I would first like to commence with a brief review of the chronology of the case, because it bears upon an important issue with regard to the stay, and that is whether counsel acted diligently or dilatorily.

The Petitioner in this case, Thomas Barefoot, was convicted in November, 1978, of homicide, and he litigated his case in the state courts on direct review, and then to this Court, and then on state post-conviction relief for approximately three years, and on October 6th, 1981, he completed his proceedings in the state system, and less... approximately a week later, on October 14th, he filed his case in the United States District Court.

That case was resolved a year later in the District Court on November, 1982, and on December 3rd, the District Court granted a certificate of probable cause and permission to proceed in forma pauperis, and on December 4th it vacated a stay which it had theretofore granted.

Shortly thereafter, on December--

William H. Rehnquist:

Mr. Greenberg, do those two actions strike you as being at all inconsistent?

Jack Greenberg:


On December 20th, the District Court set the date of execution for January 25th, 1983.

Texas has a doctrine which does not permit litigation in its state courts as long as proceedings are pending in the federal courts, and some newly discovered evidence appeared, as well as an additional state court matter, which had not been exhausted, and so Mr. Gray went back into the state courts on December 20th on state habeas corpus which was denied on December 21st.

However, he was not notified of this denial until January 7th.

A week thereafter, he filed his petition in the United States Court of Appeals for the Fifth Circuit, on January 14th.

He received a telephone call on January 17th telling him to appear for a hearing on the application for stay on January 19th.

He appeared in court on January 19th.

The panel which had Judge Brown on it informed him that Judge Brown was ill and Judge Randall was substituting for Judge Brown, and it was stated in open court that Judge Randall had showed up at the last moment, didn't know anything at all about the case.

The record on the... of the state court proceedings had not yet been filed in federal court.

The record of the federal habeas court proceedings was just then filed.

There was a letter from counsel which was turned over to the court saying that the American Psychiatric Association desired to file a friend of the court brief on the important issue of the admissibility and the significance of the psychiatric testimony in this case, which was based upon a response to a hypothetical question.

The hearing on the stay was concluded.

Twenty-four hours later, a 16-page opinion was issued denying the stay and setting forth as a standard for granting a denial of stay whether or not Petitioner had established a substantial likelihood of success on the merits.

In essence, this--

Warren E. Burger:

I have a little difficulty, Mr.
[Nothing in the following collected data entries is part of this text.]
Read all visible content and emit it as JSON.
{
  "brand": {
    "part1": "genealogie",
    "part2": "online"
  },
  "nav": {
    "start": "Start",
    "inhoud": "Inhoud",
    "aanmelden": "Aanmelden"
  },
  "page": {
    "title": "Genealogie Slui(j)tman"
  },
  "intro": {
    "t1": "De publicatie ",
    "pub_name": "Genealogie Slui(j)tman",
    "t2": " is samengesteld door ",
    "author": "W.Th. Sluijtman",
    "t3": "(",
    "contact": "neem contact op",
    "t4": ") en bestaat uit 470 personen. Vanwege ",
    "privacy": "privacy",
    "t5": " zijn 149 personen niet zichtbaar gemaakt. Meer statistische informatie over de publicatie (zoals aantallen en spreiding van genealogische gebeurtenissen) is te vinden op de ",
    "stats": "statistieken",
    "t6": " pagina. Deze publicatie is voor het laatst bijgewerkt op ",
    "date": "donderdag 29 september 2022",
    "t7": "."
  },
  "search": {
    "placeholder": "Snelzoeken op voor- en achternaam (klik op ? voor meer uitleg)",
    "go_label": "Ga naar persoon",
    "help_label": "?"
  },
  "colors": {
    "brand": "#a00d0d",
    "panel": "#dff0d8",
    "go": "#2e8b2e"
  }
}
Greenberg, tracking the matter of the substitution of the judge.

How is that relevant to any issue here?

Jack Greenberg:

--Such preparation as the judge might have been able to make even on that short notice was not possible for Judge Randall, who just showed up at the last moment, certainly through not fault of her own.

Warren E. Burger:

Well, you must be aware that, for example, one Justice of this Court for many years came on the bench without knowing anything but the name of the case, and did so deliberately.

You suggest that disqualifies a judge from participating?

Jack Greenberg:

No, I certainly was not suggesting it was a disqualification, but certainly it was an indication of not adequate opportunity for study and reflection on a matter that was complex and difficult.

Warren E. Burger:

But a matter that had been through the state court systems up to that time.

Jack Greenberg:

The matter had been through the state court system, but Petitioner had a Congressionally mandated statutory right to federal habeas corpus review of his constitutional claims in the federal courts and had not yet had that.